Trying to find the Lagrangian between two non-interacting particles

Question

So, lets say that our system consists of two particles. Without the gravitational force or any other long-range force, the only possible way for these two particles to interact is to collide with each other directly, at least if the initial conditions are such that they lead to the collision.

This problem is easily solved with Newtonian mechanics, but trying to find the Potential of this system (for the sake of simplicity let's say its 2D, and same mass particles) should be something like $$ L=\dfrac{1}{2}m(\dot{x}_1^2+\dot{x}_2^2+\dot{y}_1^2 +\dot{y}_2^2) - V$$ where $$V=V(|\vec{r_1} - \vec{r_2}|,|\vec{u_1} - \vec{u_2}|)$$ and my thought was $$V=\Theta (|\vec{r_1} - \vec{r_2}|)\cdot \delta(|\vec{u_1} - \vec{u_2}|)$$ but still can't get the results needed.

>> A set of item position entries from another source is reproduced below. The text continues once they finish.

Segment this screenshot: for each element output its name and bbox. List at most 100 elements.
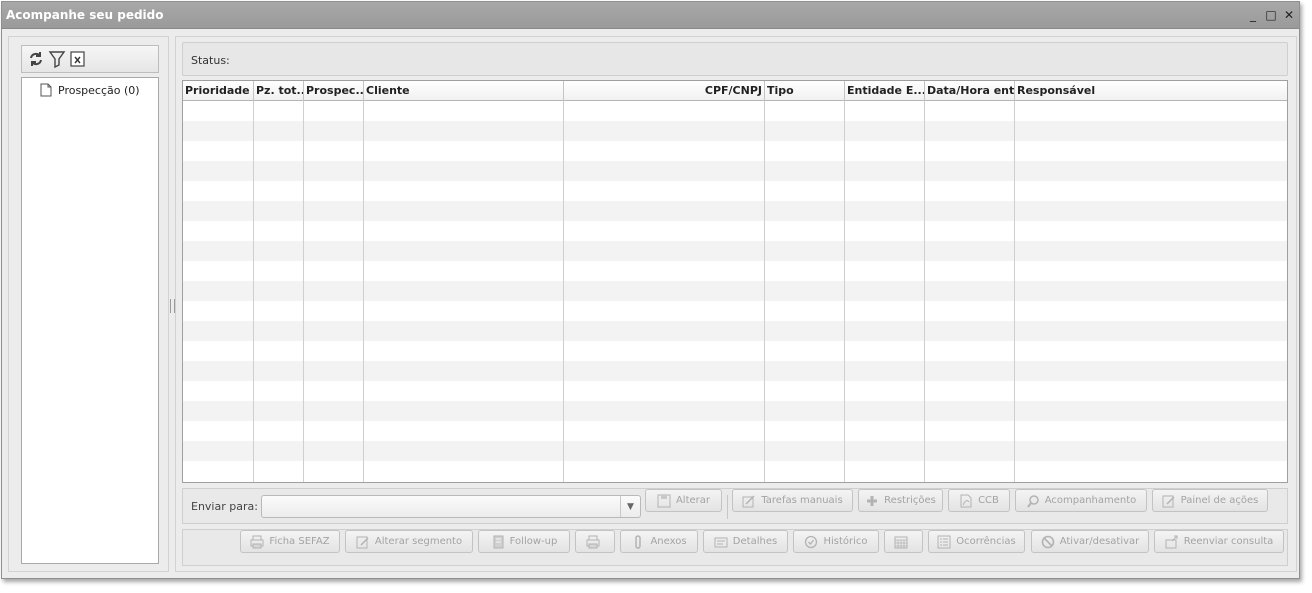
tree-item-prospeccao[interactable]: Prospecção (0) [39, 82, 140, 98]
toolbar-separator [727, 495, 728, 519]
ocorrencias-label: Ocorrências [956, 536, 1016, 547]
alterar-segmento-label: Alterar segmento [374, 536, 463, 547]
excel-export-icon[interactable] [69, 50, 87, 68]
tree-view[interactable]: Prospecção (0) [21, 77, 159, 564]
table-row[interactable] [183, 421, 1287, 441]
col-prazo-total[interactable]: Pz. tot... [254, 81, 304, 101]
col-entidade[interactable]: Entidade E... [845, 81, 925, 101]
table-row[interactable] [183, 121, 1287, 141]
historico-label: Histórico [823, 536, 868, 547]
table-row[interactable] [183, 141, 1287, 161]
table-row[interactable] [183, 261, 1287, 281]
column-divider [924, 101, 925, 482]
calendar-button[interactable] [884, 530, 923, 553]
tree-toolbar [21, 45, 159, 73]
col-cpf-cnpj[interactable]: CPF/CNPJ [564, 81, 765, 101]
acompanhamento-button[interactable]: Acompanhamento [1015, 489, 1147, 512]
chevron-down-icon[interactable]: ▼ [620, 496, 640, 517]
col-tipo[interactable]: Tipo [765, 81, 845, 101]
table-row[interactable] [183, 281, 1287, 301]
table-row[interactable] [183, 401, 1287, 421]
table-row[interactable] [183, 441, 1287, 461]
column-divider [844, 101, 845, 482]
notebook-icon [491, 535, 505, 549]
painel-de-acoes-button[interactable]: Painel de ações [1152, 489, 1268, 512]
status-label: Status: [191, 54, 230, 67]
reenviar-consulta-label: Reenviar consulta [1183, 536, 1274, 547]
clock-icon [804, 535, 818, 549]
table-row[interactable] [183, 241, 1287, 261]
table-row[interactable] [183, 381, 1287, 401]
ficha-sefaz-button[interactable]: Ficha SEFAZ [240, 530, 340, 553]
details-icon [714, 535, 728, 549]
close-icon[interactable]: ✕ [1281, 7, 1297, 23]
calendar-icon [894, 535, 908, 549]
printer-icon [250, 535, 264, 549]
title-bar[interactable]: Acompanhe seu pedido _ □ ✕ [2, 2, 1299, 29]
col-prospeccao[interactable]: Prospec... [304, 81, 364, 101]
block-icon [1041, 535, 1055, 549]
printer-icon [586, 535, 600, 549]
col-prioridade[interactable]: Prioridade [183, 81, 254, 101]
table-row[interactable] [183, 461, 1287, 481]
table-row[interactable] [183, 101, 1287, 121]
acompanhamento-label: Acompanhamento [1044, 495, 1137, 506]
plus-icon [865, 494, 879, 508]
column-divider [253, 101, 254, 482]
maximize-icon[interactable]: □ [1263, 7, 1279, 23]
table-header: Prioridade Pz. tot... Prospec... Cliente… [183, 81, 1287, 101]
table-row[interactable] [183, 301, 1287, 321]
restricoes-button[interactable]: Restrições [858, 489, 943, 512]
column-divider [563, 101, 564, 482]
table-row[interactable] [183, 221, 1287, 241]
document-icon [39, 83, 53, 97]
col-responsavel[interactable]: Responsável [1015, 81, 1287, 101]
pencil-icon [356, 535, 370, 549]
tree-item-label: Prospecção (0) [58, 83, 140, 97]
alterar-label: Alterar [675, 495, 711, 506]
refresh-icon[interactable] [27, 50, 45, 68]
tarefas-manuais-button[interactable]: Tarefas manuais [732, 489, 853, 512]
col-cliente[interactable]: Cliente [364, 81, 564, 101]
send-to-select[interactable]: ▼ [261, 495, 641, 518]
column-divider [764, 101, 765, 482]
save-icon [657, 494, 671, 508]
tree-panel: Prospecção (0) [8, 36, 169, 572]
table-row[interactable] [183, 321, 1287, 341]
search-icon [1026, 494, 1040, 508]
resend-icon [1165, 535, 1179, 549]
paperclip-icon [631, 534, 645, 549]
ccb-label: CCB [978, 495, 999, 506]
restricoes-label: Restrições [884, 495, 936, 506]
edit-checklist-icon [742, 494, 756, 508]
actions-bar: Ficha SEFAZ Alterar segmento Follow-up A… [182, 529, 1288, 566]
send-bar: Enviar para: ▼ Alterar Tarefas manuais R… [182, 488, 1288, 524]
minimize-icon[interactable]: _ [1245, 7, 1261, 23]
orders-table[interactable]: Prioridade Pz. tot... Prospec... Cliente… [182, 80, 1288, 483]
table-row[interactable] [183, 361, 1287, 381]
table-row[interactable] [183, 181, 1287, 201]
ficha-sefaz-label: Ficha SEFAZ [269, 536, 330, 547]
historico-button[interactable]: Histórico [793, 530, 879, 553]
main-panel: Status: Prioridade Pz. tot... Prospec...… [175, 36, 1297, 572]
reenviar-consulta-button[interactable]: Reenviar consulta [1154, 530, 1284, 553]
follow-up-label: Follow-up [509, 536, 558, 547]
alterar-segmento-button[interactable]: Alterar segmento [345, 530, 473, 553]
follow-up-button[interactable]: Follow-up [478, 530, 570, 553]
alterar-button[interactable]: Alterar [645, 489, 722, 512]
pdf-icon [959, 494, 973, 508]
ccb-button[interactable]: CCB [948, 489, 1010, 512]
table-row[interactable] [183, 201, 1287, 221]
col-data-hora[interactable]: Data/Hora ent... [925, 81, 1015, 101]
ocorrencias-button[interactable]: Ocorrências [928, 530, 1025, 553]
print-button[interactable] [575, 530, 615, 553]
ativar-desativar-button[interactable]: Ativar/desativar [1031, 530, 1149, 553]
detalhes-button[interactable]: Detalhes [703, 530, 788, 553]
filter-icon[interactable] [48, 50, 66, 69]
table-row[interactable] [183, 341, 1287, 361]
table-row[interactable] [183, 161, 1287, 181]
status-box: Status: [182, 42, 1288, 76]
anexos-button[interactable]: Anexos [620, 530, 698, 553]
column-divider [303, 101, 304, 482]
painel-de-acoes-label: Painel de ações [1180, 495, 1259, 506]
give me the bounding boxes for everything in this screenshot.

Note, that for same mass particles, the potential just changed velocities on $$\vec{r_1}=\vec{r_2}$$

Any ideas? I can still solve this with Newtonian mechanics, but Lagrangian approximation should work the same somehow

EDIT: Newtonian solution

With any given initial conditions (u1,u2,r1(0),r2(0)):

The x coordinate is given for both particles

$$x_1 = u_1 cos(\theta_1)\cdot t + x_{10}$$ $$x_2 = u_2 cos(\theta_2)\cdot t + x_{20}$$

so solving $x_1=x_2$ gives $$t_{x_1=x_2}=\dfrac{x_{20}-x_{10}}{u_1 cos(\theta_1)-u_2 cos(\theta_2)}$$ and same thing for $y_1=y_2$

$$t_{y_1=y_2}=\dfrac{y_{20}-y_{10}}{u_1 sin(\theta_1)-u_2 sin(\theta_2)}$$

and in both cases $\theta$ is the angle of velocity

Collision happens only if$$t_{y_1=y_2}=t_{x_1=x_2}$$ and in that case there is velocity exchange (same mass)

Answer 1

The potential you are looking for is in the form $\delta^{(2)}(\vec{r}_1 - \vec{r}_2) = \delta (x_1 - x_2) \delta(y_1 - y_2)$ (the delta function is symmetric in its arguments, so we do not need to add the absolute value). The dynamical equations then read $$m\ddot{x}_1 = \delta'(x_1 - x_2)\delta(y_1 - y_2)$$ $$m\ddot{x}_2 = -\delta'(x_1 - x_2)\delta(y_1 - y_2)$$ $$m\ddot{y}_1 = \delta(x_1 - x_2)\delta'(y_1 - y_2)$$ $$m\ddot{y}_2 = -\delta(x_1 - x_2)\delta'(y_1 - y_2)$$ where $\delta'$ is the delta-function derivative. These are of course singular expressions which are best understood in integral form (I will only mention one of the $x$ equations from now on, the $y$ set is analogous) around the collision time $t_{coll}$ $$\int_{t_{coll}-\epsilon}^{t_{coll} + \epsilon} m \ddot{x}_1 dt = \int_{t_{coll}-\epsilon}^{t_{coll} + \epsilon} \delta'(x_1 - x_2) \delta(y_1 - y_2) dt$$ $$\int_{t_{coll}-\epsilon}^{t_{coll} + \epsilon} m \ddot{x}_2 dt = -\int_{t_{coll}-\epsilon}^{t_{coll} + \epsilon} \delta'(x_1 - x_2) \delta(y_1 - y_2) dt$$ Now we take the limit $\epsilon \to 0$, eliminate the right-hand sides and see that we get the usual collision relations $$m \dot{x}_1(t_{coll} - 0) - m \dot{x}_1(t_{coll} + 0) = - (m \dot{x}_2(t_{coll} - 0) - m \dot{x}_2(t_{coll} + 0))$$ where the $\pm 0$ mean just before/after the collision. The integral $\int_{t_{coll}-\epsilon}^{t_{coll} + \epsilon} \delta'(x_1 - x_2) \delta(y_1 - y_2) dt$ itself cannot be evaluated directly but from the properties of the delta function and its derivatives we know that it is generally non-zero.

However, with more considerations it is easy to realize that the output of this collision is ill-determined. For instance, it is mathematically admissible that the particles fly through each other without a change of velocity. In other words, there is no well-defined model of point particles in contact interactions.

To eliminate this ambiguity, one can either compute the differential cross-section of the process and input it into every collision by hand, or introduce a different collision model. One of the simplest "contact" collision models is the hard sphere $V \sim \delta^{(d)} (|\vec{r}_1 -\vec{r}_2| - 2R)$ where $R$ is the diameter of the sphere-particles.